One of our recent video projects brought us back to Florida to do some exploring in the Everglades. We’ve been to the Everglades many times throughout the years, and one of our favorite airboat ride is at Sawgrass Recreation Park a short drive from Ft. Lauderdale. The airboat setup is nice–yes, you do have to sit in direct sunlight even if it’s scorching hot outside, but it is much better than sitting in a covered airboat that makes you feel like you are roasting in a stuffy tin can. I prefer the breeze and open views that are offered in a boat like this.
I’ve written about Sawgrass Recreation Park before when we were living in Florida, but every visit is different, and this time we were lucky enough to see more alligators than on our last ride! We were pretty lucky considering the water levels were very low throughout Florida–Sawgrass was one of the few places that was open and offering rides. Many locations didn’t have enough water to operate the airboats!
After gliding through the water and sneaking peeks at all the alligators we could find, it was time to head even farther south to enter the boundaries of Everglades National Park.
Prior to this visit, we had never been inside the actual national park borders, so it was fun to explore a new side of the swamp.
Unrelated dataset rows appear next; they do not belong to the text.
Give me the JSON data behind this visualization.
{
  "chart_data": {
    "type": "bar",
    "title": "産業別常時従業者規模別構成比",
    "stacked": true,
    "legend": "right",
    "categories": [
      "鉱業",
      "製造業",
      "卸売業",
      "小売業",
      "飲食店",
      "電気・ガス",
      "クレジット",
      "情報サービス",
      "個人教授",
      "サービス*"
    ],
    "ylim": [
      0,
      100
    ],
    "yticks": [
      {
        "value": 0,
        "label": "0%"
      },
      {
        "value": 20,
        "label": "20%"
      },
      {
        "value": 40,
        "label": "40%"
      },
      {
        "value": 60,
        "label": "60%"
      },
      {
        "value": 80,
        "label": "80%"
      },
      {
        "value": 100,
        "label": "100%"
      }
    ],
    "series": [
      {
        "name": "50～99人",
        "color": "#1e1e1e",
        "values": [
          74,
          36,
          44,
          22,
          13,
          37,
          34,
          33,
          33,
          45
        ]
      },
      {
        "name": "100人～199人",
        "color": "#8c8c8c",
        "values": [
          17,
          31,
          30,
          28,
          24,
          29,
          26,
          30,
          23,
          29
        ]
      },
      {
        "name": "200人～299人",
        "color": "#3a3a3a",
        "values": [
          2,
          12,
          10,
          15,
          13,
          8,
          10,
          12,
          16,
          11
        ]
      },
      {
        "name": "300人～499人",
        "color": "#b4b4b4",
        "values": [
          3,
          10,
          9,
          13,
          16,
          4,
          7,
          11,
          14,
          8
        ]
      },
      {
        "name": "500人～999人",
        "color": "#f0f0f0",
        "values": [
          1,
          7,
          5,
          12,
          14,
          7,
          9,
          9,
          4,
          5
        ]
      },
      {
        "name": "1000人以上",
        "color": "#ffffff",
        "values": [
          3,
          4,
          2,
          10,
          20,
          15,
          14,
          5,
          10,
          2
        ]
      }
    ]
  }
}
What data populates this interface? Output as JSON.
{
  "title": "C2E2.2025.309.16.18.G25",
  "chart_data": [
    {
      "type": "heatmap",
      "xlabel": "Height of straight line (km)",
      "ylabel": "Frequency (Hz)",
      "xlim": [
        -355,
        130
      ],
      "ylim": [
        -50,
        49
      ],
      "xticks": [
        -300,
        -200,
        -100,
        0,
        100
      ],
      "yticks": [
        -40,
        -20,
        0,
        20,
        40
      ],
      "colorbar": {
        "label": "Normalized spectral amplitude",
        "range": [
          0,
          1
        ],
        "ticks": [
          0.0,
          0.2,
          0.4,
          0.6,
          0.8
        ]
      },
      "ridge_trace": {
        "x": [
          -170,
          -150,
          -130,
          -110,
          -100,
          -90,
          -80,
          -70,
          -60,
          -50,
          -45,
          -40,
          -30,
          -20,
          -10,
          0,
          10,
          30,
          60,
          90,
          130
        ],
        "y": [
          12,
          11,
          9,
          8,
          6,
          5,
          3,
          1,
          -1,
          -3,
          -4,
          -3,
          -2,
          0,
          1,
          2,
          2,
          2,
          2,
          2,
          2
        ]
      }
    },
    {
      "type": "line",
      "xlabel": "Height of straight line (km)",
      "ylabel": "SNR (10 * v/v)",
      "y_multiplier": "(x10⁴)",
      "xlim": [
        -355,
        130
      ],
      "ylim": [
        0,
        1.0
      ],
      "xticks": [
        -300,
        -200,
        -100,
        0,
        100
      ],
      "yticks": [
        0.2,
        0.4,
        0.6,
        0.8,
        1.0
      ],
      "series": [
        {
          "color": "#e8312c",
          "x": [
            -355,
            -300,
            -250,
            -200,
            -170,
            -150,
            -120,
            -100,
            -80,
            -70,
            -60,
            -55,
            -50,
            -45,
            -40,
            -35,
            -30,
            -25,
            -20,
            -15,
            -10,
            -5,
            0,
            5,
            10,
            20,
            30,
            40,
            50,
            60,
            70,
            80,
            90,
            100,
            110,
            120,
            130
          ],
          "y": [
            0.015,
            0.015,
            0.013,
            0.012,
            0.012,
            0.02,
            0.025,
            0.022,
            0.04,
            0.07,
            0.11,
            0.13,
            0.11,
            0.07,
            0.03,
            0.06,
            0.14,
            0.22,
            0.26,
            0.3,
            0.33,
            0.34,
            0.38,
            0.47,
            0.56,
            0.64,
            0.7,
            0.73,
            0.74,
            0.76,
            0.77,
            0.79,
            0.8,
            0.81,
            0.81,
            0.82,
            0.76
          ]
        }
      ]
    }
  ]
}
I had my eye on the Shark Valley Observation Tower as it gives you a birds eye view of the heart of the Everglades.
To get to the tower, you have three options: bike, take a tram or walk. The loop is 15 miles long, and it gets hot, so whatever option you choose, be sure to pack some water! Originally, I wanted to rent bikes, but the 105° heat and lack of time deterred us from that path, and we decided the tram could be a fun adventure.
While waiting for our ride to start, we explored a couple trails and boardwalks by foot. After arriving back at the visitor’s center, we were very grateful of our decision to take the tram.
The Shark Valley Tram Tour is fairly long–it takes about 2 hours round trip, and along the way you will learn all sorts of interesting facts about the Everglades.
For one, I had no idea that a large portion of the water in the park dries up every winter.
You will also stop for wildlife sightings along the way–we saw even more alligators and birds on the tram ride, but the real treat was waiting for us at the observation tower. We were given around 30 minutes to spend at the tower, and from the top deck, we spotted over 10 alligators soaking up the sun in the water below.
Plus, the views were fantastic! I never realized how lush and green the Everglades could be–most of the areas we had visited in the past were filled with mostly tall river grass and very few bright green trees.
I loved exploring a different side of the Everglades than I am used to seeing, and it was nice to luck out and see an abundance of wildlife. Even though the heat was excruciating, it’s always nice to spend some time exploring the more natural side of Florida!